Many would perceive the game as being over then and there, but with two timeouts Todd Orlando’s defense had a chance to get a stop and give Texas a chance. They did just that, but on the punt was fair caught by Reggie Hemphill-Mapps inside the Texas 10-yard-line and a holding penalty pushed the offense back to Texas’ own 4 with :49 left. After leading the Longhorns to the 42-yard-line. After an acrobatic one-handed grab by Lil’Jordan Humphrey was ruled incomplete, the Longhorns had one chance left and could not heave a hail mary to the end zone. After a screen pass and a couple of laterals, the Sooners defense held on and Oklahoma won the game 29-24.
Texas did not want win the game, but held their own against a great Oklahoma squad. The biggest issue for Texas is the lack of an efficient running back. Chris Warren is a good pass catcher out of the backfield, but not good enough when given the rock. Because of this, Sam Ehlinger essentially acts as the offense’s QB and RB. Ehlinger had 22 carries for over 100 yards in today’s loss. Ehlinger is a tough kid, but his body cannot take that type of workload week in and out. Secondly, the Texas defense does not yet know how to finish. Time after time this year, Sam Ehlinger has given Texas the lead late in games only for the defense to fail to hold. It happened against USC, Kansas State, and now Oklahoma. Two of those games resulted in losses. On the bright side, this team is light years different under Tom Herman than Charlie Strong. No offense to Coach Strong, but 2 years ago this team would have never come back from a 17 point deficit. Strong never won a game when he did not score first.
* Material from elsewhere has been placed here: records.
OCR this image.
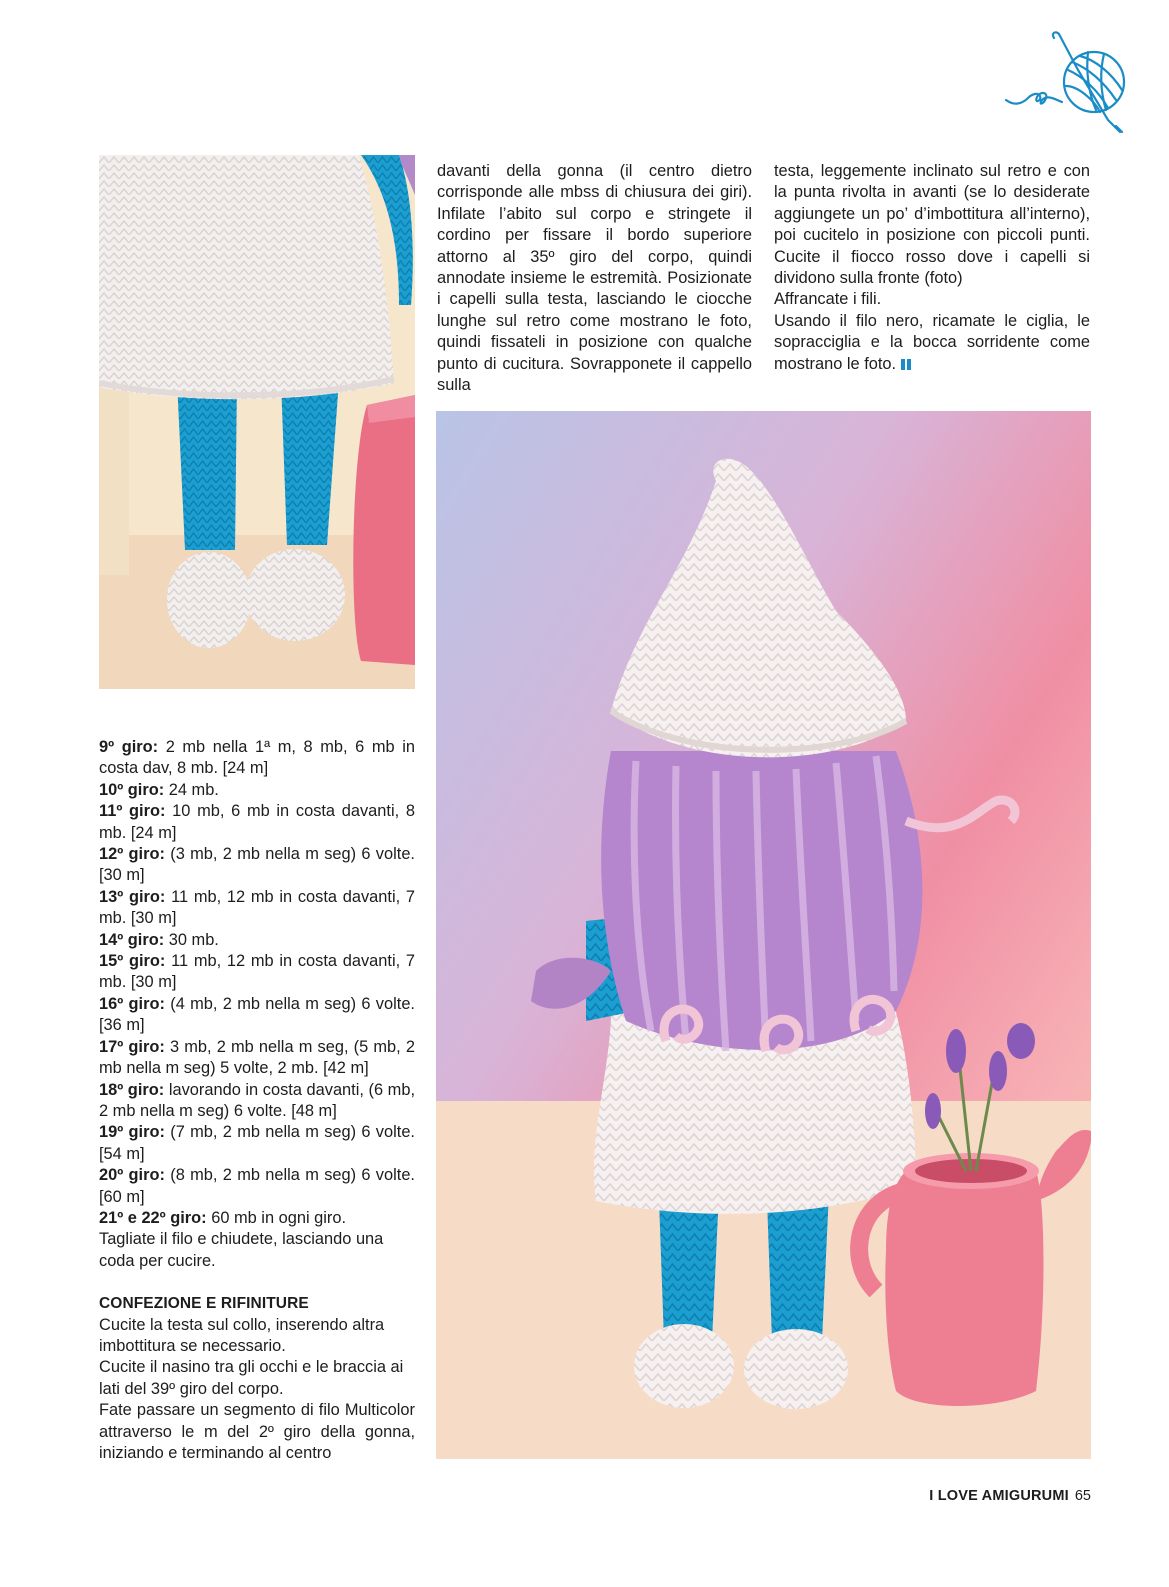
davanti della gonna (il centro dietro corrisponde alle mbss di chiusura dei giri). Infilate l’abito sul corpo e stringete il cordino per fissare il bordo superiore attorno al 35º giro del corpo, quindi annodate insieme le estremità. Posizionate i capelli sulla testa, lasciando le ciocche lunghe sul retro come mostrano le foto, quindi fissateli in posizione con qualche punto di cucitura. Sovrapponete il cappello sulla

testa, leggemente inclinato sul retro e con la punta rivolta in avanti (se lo desiderate aggiungete un po’ d’imbottitura all’interno), poi cucitelo in posizione con piccoli punti. Cucite il fiocco rosso dove i capelli si dividono sulla fronte (foto)

Affrancate i fili.

Usando il filo nero, ricamate le ciglia, le sopracciglia e la bocca sorridente come mostrano le foto.

9º giro: 2 mb nella 1ª m, 8 mb, 6 mb in costa dav, 8 mb. [24 m]

10º giro: 24 mb.

11º giro: 10 mb, 6 mb in costa davanti, 8 mb. [24 m]

12º giro: (3 mb, 2 mb nella m seg) 6 volte. [30 m]

13º giro: 11 mb, 12 mb in costa davanti, 7 mb. [30 m]

14º giro: 30 mb.

15º giro: 11 mb, 12 mb in costa davanti, 7 mb. [30 m]

16º giro: (4 mb, 2 mb nella m seg) 6 volte. [36 m]

17º giro: 3 mb, 2 mb nella m seg, (5 mb, 2 mb nella m seg) 5 volte, 2 mb. [42 m]

18º giro: lavorando in costa davanti, (6 mb, 2 mb nella m seg) 6 volte. [48 m]

19º giro: (7 mb, 2 mb nella m seg) 6 volte. [54 m]

20º giro: (8 mb, 2 mb nella m seg) 6 volte. [60 m]

21º e 22º giro: 60 mb in ogni giro.

Tagliate il filo e chiudete, lasciando una coda per cucire.

CONFEZIONE E RIFINITURE

Cucite la testa sul collo, inserendo altra imbottitura se necessario.

Cucite il nasino tra gli occhi e le braccia ai lati del 39º giro del corpo.

Fate passare un segmento di filo Multicolor attraverso le m del 2º giro della gonna, iniziando e terminando al centro

I LOVE AMIGURUMI 65
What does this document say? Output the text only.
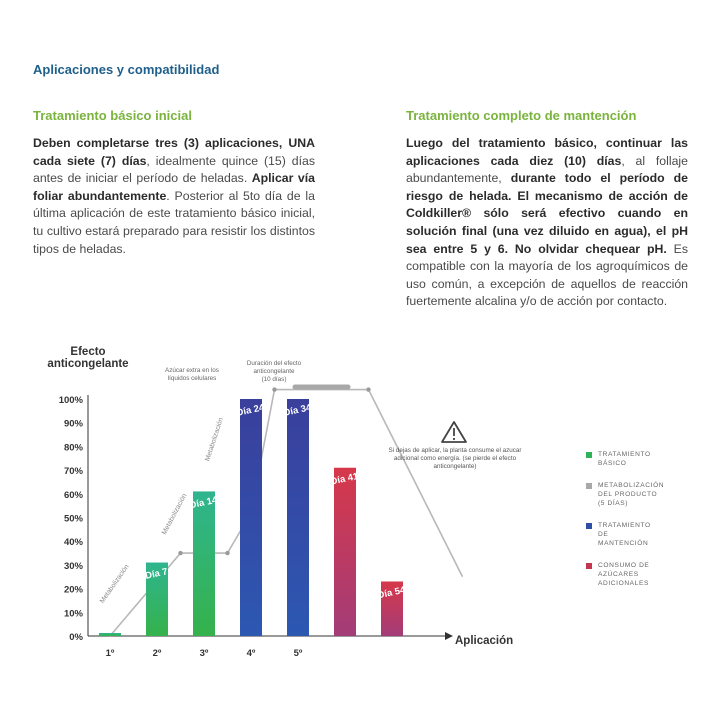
Aplicaciones y compatibilidad
Tratamiento básico inicial

Deben completarse tres (3) aplicaciones, UNA cada siete (7) días, idealmente quince (15) días antes de iniciar el período de heladas. Aplicar vía foliar abundantemente. Posterior al 5to día de la última aplicación de este tratamiento básico inicial, tu cultivo estará preparado para resistir los distintos tipos de heladas.

Tratamiento completo de mantención

Luego del tratamiento básico, continuar las aplicaciones cada diez (10) días, al follaje abundantemente, durante todo el período de riesgo de helada. El mecanismo de acción de Coldkiller® sólo será efectivo cuando en solución final (una vez diluido en agua), el pH sea entre 5 y 6. No olvidar chequear pH. Es compatible con la mayoría de los agroquímicos de uso común, a excepción de aquellos de reacción fuertemente alcalina y/o de acción por contacto.

Efecto anticongelante
0%
10%
20%
30%
40%
50%
60%
70%
80%
90%
100%
Aplicación
1º	2º	3º	4º	5º
Día 7
Día 14
Día 24 Día 34
Día 41
Día 54
Metabolización
Metabolización
Metabolización
Azúcar extra en los líquidos celulares
Duración del efecto anticongelante (10 días)
Si dejas de aplicar, la planta consume el azucar adicional como energía. (se pierde el efecto anticongelante)
TRATAMIENTO
BÁSICO
METABOLIZACIÓN
DEL PRODUCTO
(5 DÍAS)
TRATAMIENTO
DE
MANTENCIÓN
CONSUMO DE
AZÚCARES
ADICIONALES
The future is bright and Texas is showing improvement. There are still some holes to fill, but each game gets better and better. Tom Herman is certainly not pleased that his team lost, but he must be pleased with their resilience and refusal to back down from a fight. At some point this year, that attitude and fight will result in an unexpected victory. Today is just not that day. With each game I further believe Texas is closer to being back. Tom Herman is the right coach, and Texas is the right program for him. One day soon, Texas will take the college football world by storm.